According to Ryan Galla at CAA Sports, the projected Super Two cutoff this coming season is two years and 140 days of service time, which is more commonly written as 2.140. Players who qualify as Super Twos go through arbitration four times instead of the usual three. The cutoff is set at the top 22% of players with 2-3 years of service time and won’t be officially set until after the season. Galla’s projections have pretty spot on over the years.
The projected cutoff means Dellin Betances will fall well short of Super Two status following the season. He came into the season with 1.078 years of service time and, assuming his spotty command doesn’t land him in Triple-A at some point this summer, he’ll finish the season at 2.078. He’s more than two months short of qualifying, so even if Galla’s projection is off considerably, Betances still figures to be a non-Super Two player.
Assuming Dellin finds his mojo and starts dominating again — not a guarantee but let’s roll with it — his arbitration salaries figure to be higher than David Robertson’s because of the co-closer system.
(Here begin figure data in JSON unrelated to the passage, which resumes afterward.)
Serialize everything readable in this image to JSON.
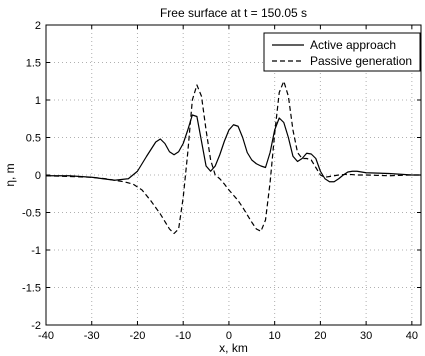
{
  "chart_data": {
    "type": "line",
    "title": "Free surface at t = 150.05 s",
    "xlabel": "x, km",
    "ylabel": "η, m",
    "xlim": [
      -40,
      42
    ],
    "ylim": [
      -2,
      2
    ],
    "xticks": [
      -40,
      -30,
      -20,
      -10,
      0,
      10,
      20,
      30,
      40
    ],
    "xtick_labels": [
      "-40",
      "-30",
      "-20",
      "-10",
      "0",
      "10",
      "20",
      "30",
      "40"
    ],
    "yticks": [
      -2,
      -1.5,
      -1,
      -0.5,
      0,
      0.5,
      1,
      1.5,
      2
    ],
    "ytick_labels": [
      "-2",
      "-1.5",
      "-1",
      "-0.5",
      "0",
      "0.5",
      "1",
      "1.5",
      "2"
    ],
    "grid": true,
    "grid_style": "dotted",
    "legend_position": "top-right",
    "series": [
      {
        "name": "Active approach",
        "style": "solid",
        "color": "#000000",
        "x": [
          -40,
          -35,
          -30,
          -25,
          -22,
          -20,
          -18,
          -16,
          -15,
          -14,
          -13,
          -12,
          -11,
          -10,
          -9,
          -8,
          -7,
          -6,
          -5,
          -4,
          -3,
          -2,
          -1,
          0,
          1,
          2,
          3,
          4,
          5,
          6,
          7,
          8,
          9,
          10,
          11,
          12,
          13,
          14,
          15,
          16,
          17,
          18,
          19,
          20,
          21,
          22,
          23,
          24,
          25,
          26,
          27,
          28,
          30,
          35,
          40,
          42
        ],
        "y": [
          -0.01,
          -0.01,
          -0.03,
          -0.07,
          -0.05,
          0.05,
          0.25,
          0.44,
          0.48,
          0.42,
          0.31,
          0.27,
          0.31,
          0.42,
          0.6,
          0.8,
          0.78,
          0.45,
          0.12,
          0.05,
          0.12,
          0.27,
          0.45,
          0.6,
          0.67,
          0.65,
          0.5,
          0.3,
          0.2,
          0.15,
          0.12,
          0.1,
          0.3,
          0.6,
          0.76,
          0.7,
          0.5,
          0.25,
          0.18,
          0.22,
          0.29,
          0.28,
          0.22,
          0.05,
          -0.05,
          -0.09,
          -0.09,
          -0.05,
          0.0,
          0.04,
          0.05,
          0.05,
          0.03,
          0.02,
          0.0,
          0.0
        ]
      },
      {
        "name": "Passive generation",
        "style": "dashed",
        "color": "#000000",
        "x": [
          -40,
          -35,
          -30,
          -27,
          -25,
          -23,
          -21,
          -19,
          -17,
          -15,
          -13,
          -12,
          -11,
          -10,
          -9,
          -8,
          -7,
          -6,
          -5,
          -4,
          -3,
          -2,
          -1,
          0,
          1,
          2,
          3,
          4,
          5,
          6,
          7,
          8,
          9,
          10,
          11,
          12,
          13,
          14,
          15,
          16,
          17,
          18,
          19,
          20,
          21,
          22,
          24,
          26,
          28,
          30,
          35,
          40,
          42
        ],
        "y": [
          -0.01,
          -0.02,
          -0.03,
          -0.05,
          -0.07,
          -0.09,
          -0.12,
          -0.2,
          -0.35,
          -0.52,
          -0.72,
          -0.78,
          -0.72,
          -0.3,
          0.3,
          1.0,
          1.2,
          1.05,
          0.6,
          0.2,
          0.0,
          -0.05,
          -0.12,
          -0.2,
          -0.27,
          -0.34,
          -0.43,
          -0.53,
          -0.63,
          -0.72,
          -0.75,
          -0.6,
          -0.1,
          0.55,
          1.1,
          1.25,
          1.05,
          0.6,
          0.3,
          0.22,
          0.22,
          0.2,
          0.1,
          0.0,
          -0.03,
          -0.02,
          0.0,
          0.01,
          0.0,
          0.0,
          -0.01,
          0.0,
          0.0
        ]
      }
    ]
  }
}
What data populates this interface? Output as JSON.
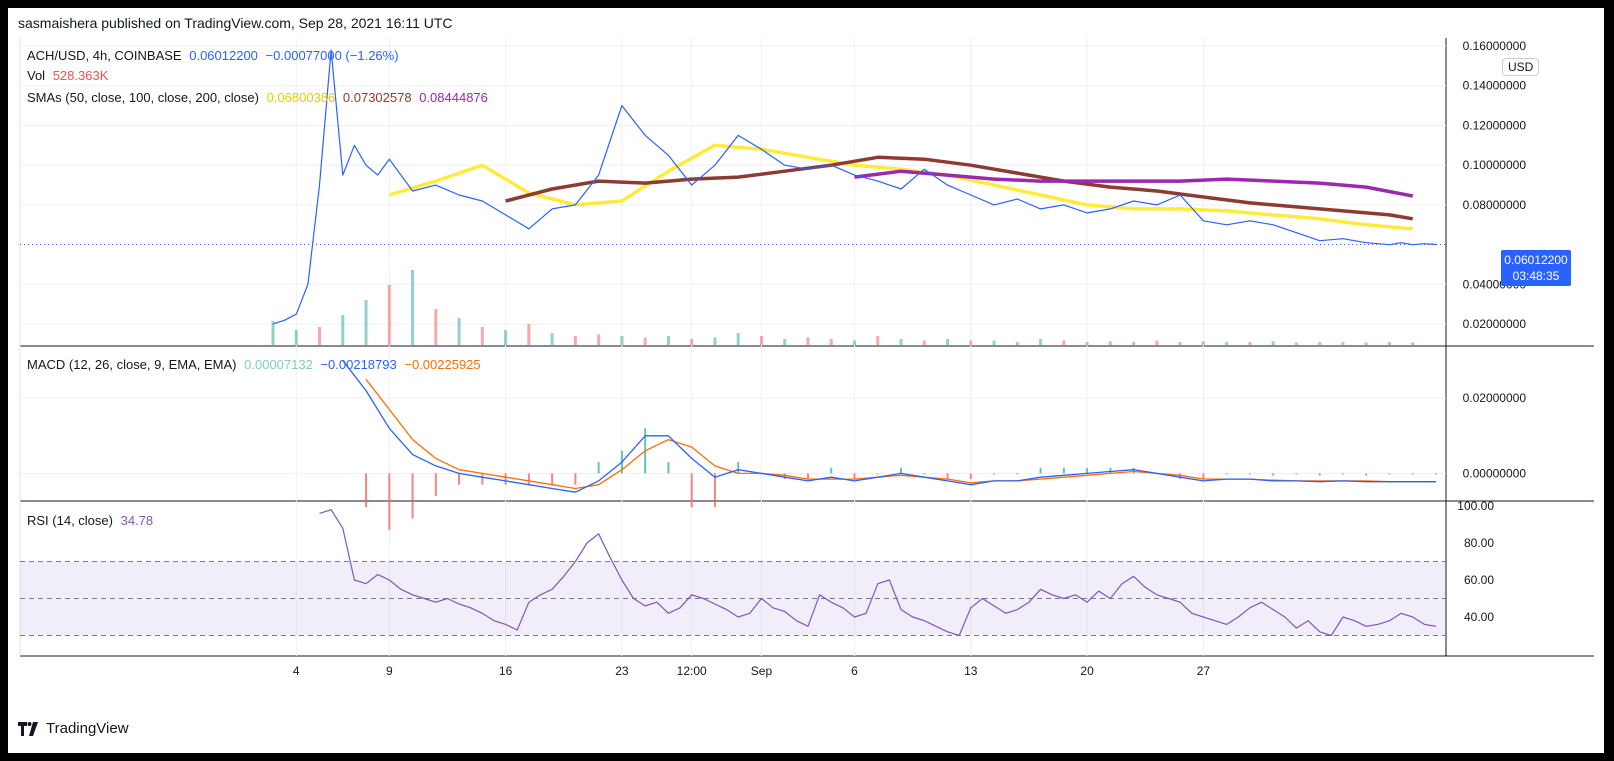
{
  "header": {
    "publisher": "sasmaishera published on TradingView.com, Sep 28, 2021 16:11 UTC"
  },
  "footer": {
    "brand": "TradingView"
  },
  "main_legend": {
    "symbol": "ACH/USD, 4h, COINBASE",
    "last": "0.06012200",
    "change": "−0.00077000 (−1.26%)",
    "vol_label": "Vol",
    "vol_value": "528.363K",
    "sma_label": "SMAs (50, close, 100, close, 200, close)",
    "sma50": "0.06800386",
    "sma100": "0.07302578",
    "sma200": "0.08444876"
  },
  "macd_legend": {
    "label": "MACD (12, 26, close, 9, EMA, EMA)",
    "hist": "0.00007132",
    "macd": "−0.00218793",
    "signal": "−0.00225925"
  },
  "rsi_legend": {
    "label": "RSI (14, close)",
    "value": "34.78"
  },
  "price_tag": {
    "price": "0.06012200",
    "countdown": "03:48:35"
  },
  "currency_badge": "USD",
  "colors": {
    "price": "#2962ff",
    "sma50": "#ffeb3b",
    "sma100": "#8d3a33",
    "sma200": "#9c27b0",
    "vol_up": "#26a69a",
    "vol_down": "#ef5350",
    "macd": "#2962ff",
    "signal": "#ff6d00",
    "rsi": "#7e57c2"
  },
  "chart_data": [
    {
      "type": "line",
      "panel": "price",
      "x_ticks": [
        "4",
        "9",
        "16",
        "23",
        "12:00",
        "Sep",
        "6",
        "13",
        "20",
        "27"
      ],
      "y_ticks": [
        "0.16000000",
        "0.14000000",
        "0.12000000",
        "0.10000000",
        "0.08000000",
        "0.04000000",
        "0.02000000"
      ],
      "ylim": [
        0.01,
        0.16
      ],
      "x_index_range": [
        0,
        100
      ],
      "tick_positions": [
        2,
        10,
        20,
        30,
        36,
        42,
        50,
        60,
        70,
        80
      ],
      "series": [
        {
          "name": "ACH/USD",
          "x": [
            0,
            1,
            2,
            3,
            4,
            5,
            6,
            7,
            8,
            9,
            10,
            12,
            14,
            16,
            18,
            20,
            22,
            24,
            26,
            28,
            30,
            32,
            34,
            36,
            38,
            40,
            42,
            44,
            46,
            48,
            50,
            52,
            54,
            56,
            58,
            60,
            62,
            64,
            66,
            68,
            70,
            72,
            74,
            76,
            78,
            80,
            82,
            84,
            86,
            88,
            90,
            92,
            94,
            96,
            97,
            98,
            99,
            100
          ],
          "values": [
            0.02,
            0.022,
            0.025,
            0.04,
            0.09,
            0.158,
            0.095,
            0.11,
            0.1,
            0.095,
            0.103,
            0.087,
            0.09,
            0.085,
            0.082,
            0.075,
            0.068,
            0.078,
            0.08,
            0.095,
            0.13,
            0.115,
            0.105,
            0.09,
            0.1,
            0.115,
            0.108,
            0.1,
            0.098,
            0.1,
            0.095,
            0.092,
            0.088,
            0.098,
            0.09,
            0.085,
            0.08,
            0.083,
            0.078,
            0.08,
            0.076,
            0.078,
            0.082,
            0.08,
            0.085,
            0.072,
            0.07,
            0.072,
            0.07,
            0.066,
            0.062,
            0.063,
            0.061,
            0.06,
            0.061,
            0.06,
            0.0605,
            0.0601
          ]
        },
        {
          "name": "SMA 50",
          "x": [
            10,
            14,
            18,
            22,
            26,
            30,
            34,
            38,
            42,
            46,
            50,
            54,
            58,
            62,
            66,
            70,
            74,
            78,
            82,
            86,
            90,
            94,
            98
          ],
          "values": [
            0.085,
            0.092,
            0.1,
            0.086,
            0.08,
            0.082,
            0.097,
            0.11,
            0.108,
            0.104,
            0.1,
            0.098,
            0.095,
            0.09,
            0.085,
            0.08,
            0.078,
            0.078,
            0.077,
            0.075,
            0.073,
            0.07,
            0.068
          ]
        },
        {
          "name": "SMA 100",
          "x": [
            20,
            24,
            28,
            32,
            36,
            40,
            44,
            48,
            52,
            56,
            60,
            64,
            68,
            72,
            76,
            80,
            84,
            88,
            92,
            96,
            98
          ],
          "values": [
            0.082,
            0.088,
            0.092,
            0.091,
            0.093,
            0.094,
            0.097,
            0.1,
            0.104,
            0.103,
            0.1,
            0.096,
            0.092,
            0.089,
            0.087,
            0.084,
            0.081,
            0.079,
            0.077,
            0.075,
            0.073
          ]
        },
        {
          "name": "SMA 200",
          "x": [
            50,
            54,
            58,
            62,
            66,
            70,
            74,
            78,
            82,
            86,
            90,
            94,
            98
          ],
          "values": [
            0.094,
            0.097,
            0.095,
            0.093,
            0.092,
            0.092,
            0.092,
            0.092,
            0.093,
            0.092,
            0.091,
            0.089,
            0.0845
          ]
        }
      ]
    },
    {
      "type": "bar",
      "panel": "volume",
      "x_index_range": [
        0,
        100
      ],
      "values": [
        0.8,
        0.5,
        0.6,
        1.0,
        1.5,
        2.0,
        2.5,
        1.2,
        0.9,
        0.6,
        0.5,
        0.7,
        0.4,
        0.3,
        0.35,
        0.3,
        0.25,
        0.3,
        0.2,
        0.25,
        0.4,
        0.3,
        0.2,
        0.25,
        0.2,
        0.15,
        0.3,
        0.2,
        0.15,
        0.2,
        0.15,
        0.15,
        0.1,
        0.2,
        0.15,
        0.1,
        0.12,
        0.1,
        0.15,
        0.1,
        0.12,
        0.1,
        0.1,
        0.12,
        0.08,
        0.1,
        0.1,
        0.08,
        0.1,
        0.09
      ],
      "up": [
        true,
        true,
        false,
        true,
        true,
        false,
        true,
        false,
        true,
        false,
        true,
        false,
        true,
        false,
        false,
        true,
        false,
        true,
        false,
        true,
        true,
        false,
        true,
        false,
        false,
        true,
        false,
        true,
        false,
        true,
        false,
        true,
        false,
        true,
        false,
        true,
        false,
        true,
        false,
        true,
        false,
        true,
        false,
        true,
        false,
        true,
        false,
        true,
        false,
        true
      ]
    },
    {
      "type": "line",
      "panel": "macd",
      "y_ticks": [
        "0.02000000",
        "0.00000000"
      ],
      "ylim": [
        -0.006,
        0.032
      ],
      "series": [
        {
          "name": "MACD",
          "x": [
            6,
            8,
            10,
            12,
            14,
            16,
            18,
            20,
            22,
            24,
            26,
            28,
            30,
            32,
            34,
            36,
            38,
            40,
            42,
            44,
            46,
            48,
            50,
            52,
            54,
            56,
            58,
            60,
            62,
            64,
            66,
            68,
            70,
            72,
            74,
            76,
            78,
            80,
            82,
            84,
            86,
            88,
            90,
            92,
            94,
            96,
            98,
            100
          ],
          "values": [
            0.03,
            0.022,
            0.012,
            0.005,
            0.002,
            0.0,
            -0.001,
            -0.002,
            -0.003,
            -0.004,
            -0.005,
            -0.002,
            0.003,
            0.01,
            0.01,
            0.004,
            -0.001,
            0.001,
            0.0,
            -0.001,
            -0.002,
            -0.001,
            -0.002,
            -0.001,
            0.0,
            -0.001,
            -0.002,
            -0.003,
            -0.002,
            -0.002,
            -0.001,
            -0.0005,
            0.0,
            0.0005,
            0.001,
            0.0,
            -0.001,
            -0.002,
            -0.0015,
            -0.0015,
            -0.002,
            -0.002,
            -0.0022,
            -0.002,
            -0.0022,
            -0.0022,
            -0.0022,
            -0.0022
          ]
        },
        {
          "name": "Signal",
          "x": [
            8,
            10,
            12,
            14,
            16,
            18,
            20,
            22,
            24,
            26,
            28,
            30,
            32,
            34,
            36,
            38,
            40,
            42,
            44,
            46,
            48,
            50,
            52,
            54,
            56,
            58,
            60,
            62,
            64,
            66,
            68,
            70,
            72,
            74,
            76,
            78,
            80,
            82,
            84,
            86,
            88,
            90,
            92,
            94,
            96,
            98,
            100
          ],
          "values": [
            0.025,
            0.017,
            0.009,
            0.004,
            0.001,
            0.0,
            -0.001,
            -0.002,
            -0.003,
            -0.004,
            -0.003,
            0.001,
            0.006,
            0.009,
            0.007,
            0.002,
            0.0,
            0.0,
            -0.0005,
            -0.0015,
            -0.0015,
            -0.0015,
            -0.001,
            -0.0005,
            -0.001,
            -0.0015,
            -0.0025,
            -0.002,
            -0.002,
            -0.0015,
            -0.001,
            -0.0005,
            0.0,
            0.0005,
            0.0,
            -0.0005,
            -0.0015,
            -0.0015,
            -0.0015,
            -0.0018,
            -0.002,
            -0.002,
            -0.002,
            -0.002,
            -0.0022,
            -0.0022,
            -0.0022
          ]
        }
      ]
    },
    {
      "type": "line",
      "panel": "rsi",
      "y_ticks": [
        "100.00",
        "80.00",
        "60.00",
        "40.00"
      ],
      "ylim": [
        20,
        100
      ],
      "bands": [
        30,
        50,
        70
      ],
      "series": [
        {
          "name": "RSI",
          "x": [
            4,
            5,
            6,
            7,
            8,
            9,
            10,
            11,
            12,
            13,
            14,
            15,
            16,
            17,
            18,
            19,
            20,
            21,
            22,
            23,
            24,
            25,
            26,
            27,
            28,
            29,
            30,
            31,
            32,
            33,
            34,
            35,
            36,
            37,
            38,
            39,
            40,
            41,
            42,
            43,
            44,
            45,
            46,
            47,
            48,
            49,
            50,
            51,
            52,
            53,
            54,
            55,
            56,
            57,
            58,
            59,
            60,
            61,
            62,
            63,
            64,
            65,
            66,
            67,
            68,
            69,
            70,
            71,
            72,
            73,
            74,
            75,
            76,
            77,
            78,
            79,
            80,
            81,
            82,
            83,
            84,
            85,
            86,
            87,
            88,
            89,
            90,
            91,
            92,
            93,
            94,
            95,
            96,
            97,
            98,
            99,
            100
          ],
          "values": [
            96,
            98,
            88,
            60,
            58,
            63,
            60,
            55,
            52,
            50,
            48,
            50,
            47,
            45,
            42,
            38,
            36,
            33,
            48,
            52,
            55,
            62,
            70,
            80,
            85,
            72,
            60,
            50,
            46,
            48,
            42,
            45,
            52,
            50,
            47,
            44,
            40,
            42,
            50,
            45,
            43,
            38,
            35,
            52,
            48,
            45,
            40,
            42,
            58,
            60,
            44,
            40,
            38,
            35,
            32,
            30,
            45,
            50,
            46,
            42,
            44,
            48,
            55,
            52,
            50,
            52,
            48,
            54,
            50,
            58,
            62,
            56,
            52,
            50,
            48,
            42,
            40,
            38,
            36,
            40,
            45,
            48,
            44,
            40,
            34,
            38,
            32,
            30,
            40,
            38,
            35,
            36,
            38,
            42,
            40,
            36,
            35
          ]
        }
      ]
    }
  ]
}
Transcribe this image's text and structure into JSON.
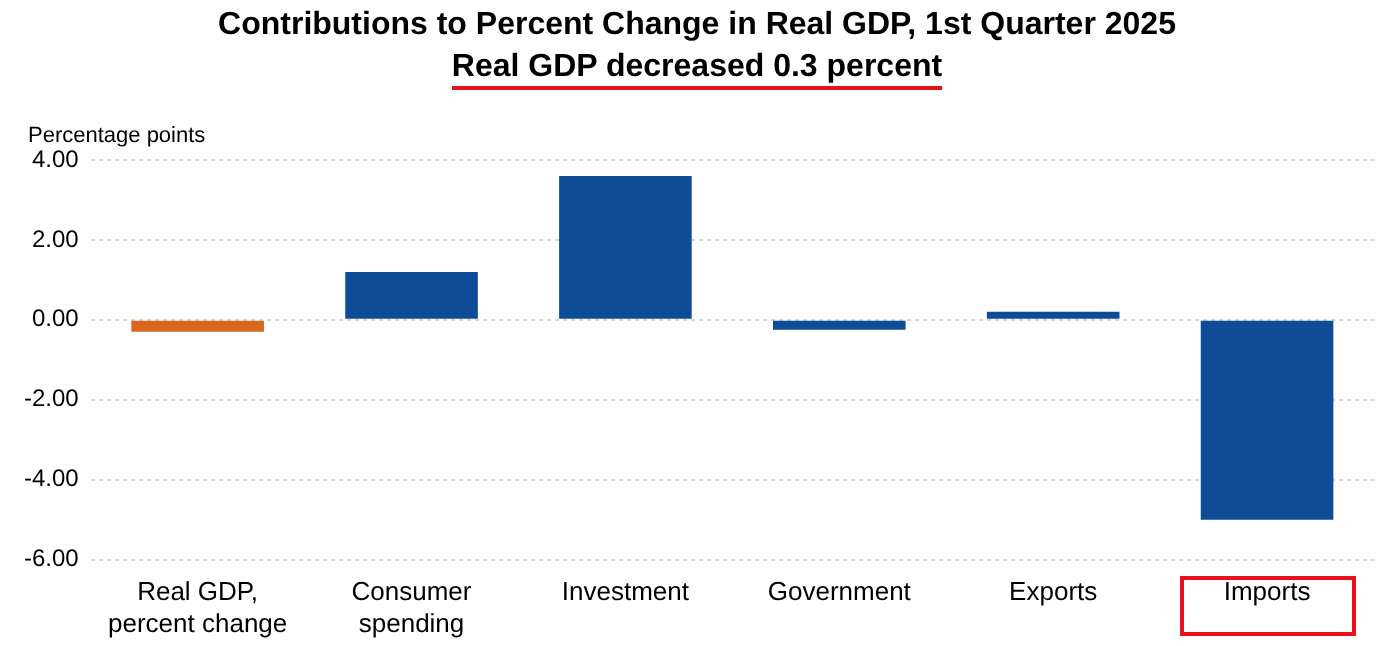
{
  "chart_data": {
    "type": "bar",
    "title": "Contributions to Percent Change in Real GDP, 1st Quarter 2025",
    "subtitle": "Real GDP decreased 0.3 percent",
    "ylabel": "Percentage points",
    "categories": [
      "Real GDP, percent change",
      "Consumer spending",
      "Investment",
      "Government",
      "Exports",
      "Imports"
    ],
    "values": [
      -0.3,
      1.2,
      3.6,
      -0.25,
      0.2,
      -5.0
    ],
    "colors": [
      "#d9661f",
      "#0f4c97",
      "#0f4c97",
      "#0f4c97",
      "#0f4c97",
      "#0f4c97"
    ],
    "ylim": [
      -6,
      4
    ],
    "yticks": [
      {
        "value": -6,
        "label": "-6.00"
      },
      {
        "value": -4,
        "label": "-4.00"
      },
      {
        "value": -2,
        "label": "-2.00"
      },
      {
        "value": 0,
        "label": "0.00"
      },
      {
        "value": 2,
        "label": "2.00"
      },
      {
        "value": 4,
        "label": "4.00"
      }
    ],
    "grid": "y"
  }
}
Saves pay, even just a few of them. Robertson earned $1.6M, $3.1M, and $5.125M in his three arbitration years as a setup man. Dellin’s arbitration salaries could instead be along the lines of on again, off again closer (and ex-Yank) Mark Melancon’s, who made $2.595M in his first year of arbitration and $5.4M in his second. (Next year will be his third.)
Now, if Betances were to take over the closer’s job outright, his arbitration salaries would skyrocket. Kenley Jansen made $4.3M and $7.425M during his first two years of arbitration, for example. The Yankees could look into signing Dellin to a long-term contract extension, but I think the unexpected return of pre-2014 Betances this year is enough to scare everything into waiting a little while longer. He’s a major boom or bust guy — Dellin could dominate and make Craig Kimbrel money or flame out faster than Derrick Turnbow.
The projected Super Two cutoff also means Didi Gregorius will qualify as a Super Two by a handful of days — he came into the season with 1.159 years of service time and will finish at 2.159. He’ll qualify by less than three weeks. Gregorius won’t command huge arbitration salaries but being a defense first middle infielder pays more than you think. Similar players like Darwin Barney and Zack Cozart made $2.3M or so in their first years of arbitration, though they weren’t Super Twos. Gregorius might come in a bit under that this offseason.
It’s easy to say this now given his slow start to the season, but even if he was tearing the cover off the ball these last ten days, I still think the Yankees would be better off letting Gregorius play out his arbitration years rather than look to sign him to an extension. The Yankees will be able to afford to pay him whatever arbitration requires, and the risk that he doesn’t hit enough to keep a regular lineup spot is much greater than the risk of him breaking out offensively and commanding big bucks. Slow start or not, Didi’s a year-to-year guy for me.
Obviously the roster will change over the next few months, but right now the Yankees are looking at a decently sized arbitration class after the season. Gregorius, Adam Warren, and Justin Wilson will be eligible for the first time; David Carpenter, Michael Pineda, and Nathan Eovaldi will be eligible for the second time; and Esmil Rogers and Ivan Nova will be eligible for the third time. Pineda and possibly Eovaldi are extension candidates and right now Rogers looks like the only non-tender candidate.